Badan Pusat Statistik akan melaporkan data neraca dagang Maret pada Senin pekan depan sebelum jadwal RDG BI digelar. Konsensus Bloomberg memperkirakan neraca dagang masih melanjutkan surplus sebesar USD1,3 miliar, naik dibanding Februari yang jatuh ke level terendah enam bulan di angka USD867 juta.
Dalam pernyataan terbaru hari ini di sela pertemuan IMF dan Bank Dunia di Washington DC, Gubernur BI Perry Warjiyo menyatakan, BI akan terus memastikan stabilitas rupiah tetap terjaga melalui intervensi valas dan langkah-langkah lain yang diperlukan.
Pernyataan itu mengimplikasikan kekukuhan bank sentral memakai pendekatan triple intervention dalam menjaga rupiah, yaitu intervensi di pasar valas spot, forward dan pasar surat berharga negara.
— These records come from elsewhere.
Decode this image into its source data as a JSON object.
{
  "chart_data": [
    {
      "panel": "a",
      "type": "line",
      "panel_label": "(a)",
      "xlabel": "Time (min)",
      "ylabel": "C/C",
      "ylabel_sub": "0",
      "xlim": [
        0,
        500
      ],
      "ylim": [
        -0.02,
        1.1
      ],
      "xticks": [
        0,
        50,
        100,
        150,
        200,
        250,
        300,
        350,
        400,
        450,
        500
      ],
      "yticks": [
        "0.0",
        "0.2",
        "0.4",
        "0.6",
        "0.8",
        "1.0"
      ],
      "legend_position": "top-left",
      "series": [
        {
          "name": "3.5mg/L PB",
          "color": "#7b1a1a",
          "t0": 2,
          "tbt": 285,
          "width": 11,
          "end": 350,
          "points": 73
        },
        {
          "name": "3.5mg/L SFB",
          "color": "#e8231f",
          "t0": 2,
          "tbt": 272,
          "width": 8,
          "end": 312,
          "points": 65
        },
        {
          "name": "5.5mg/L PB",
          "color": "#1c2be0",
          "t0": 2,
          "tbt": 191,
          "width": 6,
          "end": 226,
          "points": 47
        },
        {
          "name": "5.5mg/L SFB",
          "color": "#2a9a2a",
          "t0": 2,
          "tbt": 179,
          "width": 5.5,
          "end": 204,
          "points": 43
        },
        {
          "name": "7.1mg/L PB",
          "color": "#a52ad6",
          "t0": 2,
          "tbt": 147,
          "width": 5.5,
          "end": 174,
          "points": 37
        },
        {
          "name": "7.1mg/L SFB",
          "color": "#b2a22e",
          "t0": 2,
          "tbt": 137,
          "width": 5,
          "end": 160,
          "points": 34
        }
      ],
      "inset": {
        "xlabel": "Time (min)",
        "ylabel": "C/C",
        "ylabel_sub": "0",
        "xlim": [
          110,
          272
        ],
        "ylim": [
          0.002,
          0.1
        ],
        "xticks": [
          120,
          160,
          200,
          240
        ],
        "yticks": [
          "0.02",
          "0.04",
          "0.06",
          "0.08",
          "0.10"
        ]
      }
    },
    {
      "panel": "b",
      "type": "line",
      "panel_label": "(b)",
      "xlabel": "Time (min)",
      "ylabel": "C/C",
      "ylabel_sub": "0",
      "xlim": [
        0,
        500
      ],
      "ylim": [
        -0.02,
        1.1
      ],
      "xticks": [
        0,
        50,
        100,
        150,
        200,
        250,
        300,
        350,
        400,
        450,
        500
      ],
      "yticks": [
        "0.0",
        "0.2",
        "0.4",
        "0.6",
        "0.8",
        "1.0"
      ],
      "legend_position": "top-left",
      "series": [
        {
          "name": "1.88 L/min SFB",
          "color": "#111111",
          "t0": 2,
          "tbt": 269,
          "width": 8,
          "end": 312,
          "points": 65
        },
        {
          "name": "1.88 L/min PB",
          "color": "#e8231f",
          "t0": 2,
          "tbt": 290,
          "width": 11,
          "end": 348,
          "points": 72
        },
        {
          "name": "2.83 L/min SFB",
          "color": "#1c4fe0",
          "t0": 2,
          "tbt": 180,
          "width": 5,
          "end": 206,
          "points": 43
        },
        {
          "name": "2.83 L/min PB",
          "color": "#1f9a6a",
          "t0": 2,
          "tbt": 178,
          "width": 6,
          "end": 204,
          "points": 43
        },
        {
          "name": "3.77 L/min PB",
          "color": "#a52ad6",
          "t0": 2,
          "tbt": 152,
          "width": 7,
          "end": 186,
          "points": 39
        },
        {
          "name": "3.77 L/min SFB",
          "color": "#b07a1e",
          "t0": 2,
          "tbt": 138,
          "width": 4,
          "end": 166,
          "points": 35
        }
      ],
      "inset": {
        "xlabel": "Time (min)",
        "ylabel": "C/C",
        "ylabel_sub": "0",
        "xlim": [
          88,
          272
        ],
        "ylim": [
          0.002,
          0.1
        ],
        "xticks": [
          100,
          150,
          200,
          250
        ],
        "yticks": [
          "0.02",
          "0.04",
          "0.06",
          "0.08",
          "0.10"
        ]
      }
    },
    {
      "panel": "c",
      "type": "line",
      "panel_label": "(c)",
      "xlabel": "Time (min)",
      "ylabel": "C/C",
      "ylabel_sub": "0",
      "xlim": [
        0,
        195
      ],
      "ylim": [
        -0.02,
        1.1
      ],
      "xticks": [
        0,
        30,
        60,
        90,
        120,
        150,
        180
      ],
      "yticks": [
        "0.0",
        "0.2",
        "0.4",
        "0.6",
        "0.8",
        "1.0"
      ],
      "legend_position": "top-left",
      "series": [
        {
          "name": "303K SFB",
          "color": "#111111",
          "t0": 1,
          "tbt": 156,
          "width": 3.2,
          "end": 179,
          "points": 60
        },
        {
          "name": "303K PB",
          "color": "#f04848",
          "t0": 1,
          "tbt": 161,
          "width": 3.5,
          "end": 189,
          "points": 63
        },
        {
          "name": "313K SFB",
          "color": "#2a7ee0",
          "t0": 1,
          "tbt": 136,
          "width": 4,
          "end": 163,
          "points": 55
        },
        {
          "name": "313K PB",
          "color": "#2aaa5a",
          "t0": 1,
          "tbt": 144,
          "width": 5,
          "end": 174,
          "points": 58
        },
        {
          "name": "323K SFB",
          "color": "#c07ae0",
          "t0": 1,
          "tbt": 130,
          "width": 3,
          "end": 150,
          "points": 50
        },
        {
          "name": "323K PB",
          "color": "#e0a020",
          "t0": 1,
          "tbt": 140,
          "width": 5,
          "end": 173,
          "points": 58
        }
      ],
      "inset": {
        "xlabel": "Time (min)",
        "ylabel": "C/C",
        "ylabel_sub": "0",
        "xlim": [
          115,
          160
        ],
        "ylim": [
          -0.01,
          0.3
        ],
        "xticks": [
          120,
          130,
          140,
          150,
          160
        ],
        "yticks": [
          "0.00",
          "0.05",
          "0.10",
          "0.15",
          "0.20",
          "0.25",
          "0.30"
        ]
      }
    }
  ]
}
Pernyataan itu diperkuat lagi oleh pejabat bank sentral lain siang ini di tengah tekanan pada rupiah yang belum terjeda hingga menyentuh Rp16.282/USD.
“Kami masuk ke pasar lebih luas untuk mempertahankan kepercayaan diri pasar,” kata Edi Susianto, Direktur Eksekutif Pengelolaan Moneter dan Aset Sekuritas Bank Indonesia.
Pendekatan intervensi langsung ke pasar masih menjadi pilihan BI bahkan ketika posisi cadangan devisa sudah terkuras USD6 miliar dalam tiga bulan tahun ini.
Head of Equity Research Bahana Sekuritas Satria Sambijantoro berpandangan, akan sulit bila BI hanya mengandalkan intervensi pasar untuk membantu stabilitas rupiah mengingat kapasitas cadangan devisa terbatas.
Hitungan Bahana, BI mengintervensi pasar minimal sebesar USD250 juta per hari. Bila intervensi sebesar itu terus dilakukan sampai akhir bulan ini, nilai cadangan devisa April bisa turun lebih dari USD4 miliar.
“Bila intervensi berlanjut terus intervensinya sampai bulan depan, memperhitungkan utang luar negeri yang jatuh tempo serta kebutuhan dolar domestik yang juga tinggi dari pembayaran dividen dan impor migas, maka cadangan devisa bisa turun di kisaran USD4 miliar-USD6 miliar,” kata Satria kepada Bloomberg Technoz.
Posisi utang luar negeri jatuh tempo kurang dari setahun per akhir Februari 2024, mencapai USD69,75 miliar, lebih tinggi dibanding Februari tahun lalu yang masih di posisi USD68,09 miliar. Total ULN Indonesia juga naik pada Februari menjadi USD407,2 miliar.
Selain itu, kebijakan intervensi juga membuat likuiditas rupiah di pasar semakin ketat. Perbankan bisa terkena imbas.
Saat ini, suku bunga pasar uang antar bank (JIBOR) 1, 3 dan 6 bulan bergerak naik masing-masing ke 6,65 persen, 6,93 persen, dan 7,05 persen. Sedangkan bunga PUAB overnight melandai ke 5,88 persen dan JIBOR 1 minggu juga turun ke 6,26 persen.
“Lebih baik BI rate naik sekarang untuk menjaga stabilitas dan cadangan devisa, ketimbang intervensi agresif dengan cadev tapi akhirnya tetap menaikkan BI rate seperti yang terjadi pada Oktober lalu,” kata Satria.
Tahun lalu, BI secara mengejutkan menaikkan bunga pada Oktober ke 6 persen setelah menghabiskan cadangan devisa sekitar USD12 miliar.